I know she’s your best friend. I know you have a beautiful friendship that I would never want to do anything to hurt. I know you think I hate her, but the truth is, I hate how much she spends time with you. You are my boyfriend, and I don’t feel right about your sleepovers. I know there is nothing going on between you, but it’s hard not to feel jealous.
These days the common consensus is that a man and a woman cannot be just friends (let alone best friends) without one of them having feelings for the other. You say you are not interested at all, but that does not mean that you are not suppressing feelings, or that you never had feelings before that could resurface. When she sleeps in your room do you ever get the urge to go crawl into bed with her? Have you ever imagined being with her? How could you not? You have so much in common. You have more in common with her than you do with me. When I see you interact with her I see something there that I sometimes don’t see when I’m with you. She is constantly making you laugh and I can really see the joy between the two of you. If she was interested, would you be interested?

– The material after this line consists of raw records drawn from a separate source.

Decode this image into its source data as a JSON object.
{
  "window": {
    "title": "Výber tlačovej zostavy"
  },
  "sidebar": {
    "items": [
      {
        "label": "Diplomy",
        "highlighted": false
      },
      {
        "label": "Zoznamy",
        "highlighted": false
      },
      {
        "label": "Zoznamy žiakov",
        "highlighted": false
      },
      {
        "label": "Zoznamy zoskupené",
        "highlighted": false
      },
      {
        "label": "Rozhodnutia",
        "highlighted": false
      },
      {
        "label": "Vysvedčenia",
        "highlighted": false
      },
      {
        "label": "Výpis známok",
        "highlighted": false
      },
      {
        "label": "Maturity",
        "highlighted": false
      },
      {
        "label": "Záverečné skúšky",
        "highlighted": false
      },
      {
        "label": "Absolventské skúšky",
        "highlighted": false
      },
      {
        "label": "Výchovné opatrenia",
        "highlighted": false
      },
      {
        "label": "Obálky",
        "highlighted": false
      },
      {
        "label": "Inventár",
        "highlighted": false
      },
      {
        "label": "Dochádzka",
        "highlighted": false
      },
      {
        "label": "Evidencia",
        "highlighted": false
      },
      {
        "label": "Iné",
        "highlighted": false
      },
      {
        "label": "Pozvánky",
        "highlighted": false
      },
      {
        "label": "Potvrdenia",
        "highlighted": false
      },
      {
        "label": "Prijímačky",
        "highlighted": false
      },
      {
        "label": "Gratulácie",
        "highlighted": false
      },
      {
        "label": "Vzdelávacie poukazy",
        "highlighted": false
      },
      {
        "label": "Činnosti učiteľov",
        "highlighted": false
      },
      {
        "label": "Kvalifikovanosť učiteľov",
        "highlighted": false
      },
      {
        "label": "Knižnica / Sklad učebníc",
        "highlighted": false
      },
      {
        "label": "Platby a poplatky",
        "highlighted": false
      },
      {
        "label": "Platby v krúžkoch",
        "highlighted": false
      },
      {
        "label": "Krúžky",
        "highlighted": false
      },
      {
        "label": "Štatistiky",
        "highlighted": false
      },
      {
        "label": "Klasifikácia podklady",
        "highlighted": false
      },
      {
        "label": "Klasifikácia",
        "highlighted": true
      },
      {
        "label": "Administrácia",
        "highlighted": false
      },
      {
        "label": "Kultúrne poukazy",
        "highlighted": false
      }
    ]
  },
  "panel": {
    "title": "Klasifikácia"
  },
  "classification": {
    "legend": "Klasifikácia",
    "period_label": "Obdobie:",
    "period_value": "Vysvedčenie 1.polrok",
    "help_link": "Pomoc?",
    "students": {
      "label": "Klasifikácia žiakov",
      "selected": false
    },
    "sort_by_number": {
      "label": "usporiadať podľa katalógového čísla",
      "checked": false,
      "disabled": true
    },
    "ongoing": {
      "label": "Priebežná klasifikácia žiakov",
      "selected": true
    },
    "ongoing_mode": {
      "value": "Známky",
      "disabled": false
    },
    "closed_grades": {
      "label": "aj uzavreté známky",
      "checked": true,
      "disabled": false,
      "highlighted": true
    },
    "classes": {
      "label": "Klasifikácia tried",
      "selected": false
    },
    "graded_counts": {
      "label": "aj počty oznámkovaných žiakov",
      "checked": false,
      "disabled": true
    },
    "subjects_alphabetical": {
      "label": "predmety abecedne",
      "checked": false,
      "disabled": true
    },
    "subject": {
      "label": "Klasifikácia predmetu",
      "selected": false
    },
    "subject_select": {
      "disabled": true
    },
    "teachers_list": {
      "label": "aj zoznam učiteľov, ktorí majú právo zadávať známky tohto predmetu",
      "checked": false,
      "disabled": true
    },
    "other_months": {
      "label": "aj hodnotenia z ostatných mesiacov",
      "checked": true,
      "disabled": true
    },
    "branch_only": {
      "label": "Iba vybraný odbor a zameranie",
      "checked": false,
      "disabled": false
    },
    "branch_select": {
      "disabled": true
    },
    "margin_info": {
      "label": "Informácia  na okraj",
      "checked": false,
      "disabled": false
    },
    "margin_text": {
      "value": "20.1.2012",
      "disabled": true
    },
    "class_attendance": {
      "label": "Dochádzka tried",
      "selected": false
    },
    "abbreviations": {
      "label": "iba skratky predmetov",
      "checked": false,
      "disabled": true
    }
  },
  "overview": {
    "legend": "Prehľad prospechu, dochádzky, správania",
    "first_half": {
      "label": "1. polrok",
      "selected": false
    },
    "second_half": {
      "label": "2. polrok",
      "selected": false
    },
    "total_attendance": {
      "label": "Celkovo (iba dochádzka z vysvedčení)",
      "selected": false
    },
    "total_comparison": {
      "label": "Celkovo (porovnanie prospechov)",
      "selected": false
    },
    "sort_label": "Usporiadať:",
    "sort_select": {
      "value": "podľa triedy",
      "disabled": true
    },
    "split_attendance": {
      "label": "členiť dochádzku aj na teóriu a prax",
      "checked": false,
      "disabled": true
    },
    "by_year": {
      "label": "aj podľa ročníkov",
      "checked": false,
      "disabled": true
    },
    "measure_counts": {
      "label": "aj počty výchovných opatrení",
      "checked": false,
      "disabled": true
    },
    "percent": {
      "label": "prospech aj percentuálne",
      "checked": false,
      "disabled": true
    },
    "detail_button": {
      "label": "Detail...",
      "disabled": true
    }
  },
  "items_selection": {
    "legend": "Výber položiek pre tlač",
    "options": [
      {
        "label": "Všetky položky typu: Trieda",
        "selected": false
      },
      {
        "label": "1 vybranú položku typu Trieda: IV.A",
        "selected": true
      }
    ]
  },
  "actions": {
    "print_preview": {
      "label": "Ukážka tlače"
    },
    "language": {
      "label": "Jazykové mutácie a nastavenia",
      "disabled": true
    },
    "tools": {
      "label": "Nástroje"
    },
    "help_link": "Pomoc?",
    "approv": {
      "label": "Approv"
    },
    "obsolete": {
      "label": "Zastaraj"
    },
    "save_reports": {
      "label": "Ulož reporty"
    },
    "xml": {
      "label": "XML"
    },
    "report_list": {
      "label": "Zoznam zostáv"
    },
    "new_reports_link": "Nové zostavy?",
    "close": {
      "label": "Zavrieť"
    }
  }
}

I don’t want to seem like the jealous girlfriend, so I don’t bring it up. When I do bring it up, it comes out as little comments here and there that make you think I hate her, which I don’t. I actually really like her, and I think she and I could be really good friends if your relationship with her wasn’t so threatening. The last part of your relationship with her that really scares me is how close she is with your mom. I know your mom is probably secretly hoping you will marry this girl. You listen to your mom for everything. I am afraid this will be no different. I also know you would be really happy with someone who gets along really well with your mom, and while I get along well with your mom, this other girl will always be her first choice.
What I’m trying to say is, I really like her. She is a great friend. I want you both to be happy, but from enough of a distance that I can feel comfortable. I so wish I could tell you this without you taking it the wrong way, but I know I will just seem like the jealous girlfriend trying to control who you hang out with, and you hate being told what to do. As Harry said in When Harry Met Sally, I am really just the girlfriend wondering what is missing from our relationship, and why you would choose her over me some of the time.